I frankly don’t know what to do with that last observation; it is almost impossible to imagine, short of science fiction, what the author has in mind. But one has to ask why any responsible historian would want to endorse such a book. In his letter Mazlish uses quite sharp language—“shotgun approach,” “dogmatic,” “intolerant,” “polemical,” “nonsense,” “travesty.” Yet he announces the great value of a bad, bad book—one that is laughable, if not slanderous, even as he does scant justice to Jacques Barzun’s thoroughly valuable article which, incidentally, after the aside in the above letter, does indeed warrant the reader’s careful scrutiny.

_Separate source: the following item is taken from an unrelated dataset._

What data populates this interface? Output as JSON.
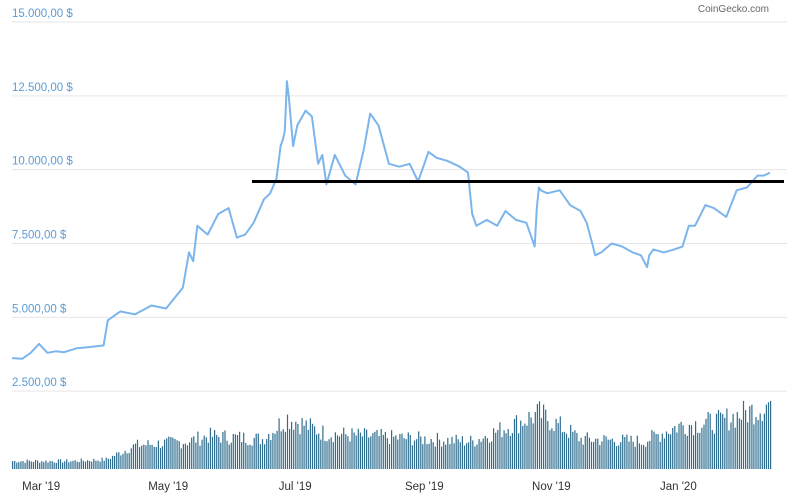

In any event, for all our disagreement, I certainly welcome Professor Mazlish’s use of the word “tendentious”; I did indeed have what Webster’s dictionary calls a “reformatory intent,” along with a definite viewpoint to express, and I made clear that position to the best of my ability. Upon reading his letter, and going over his various pieces of “psychohistory,” I only worry that upon occasion I was a little less “tendentious” than the “material” in question warranted.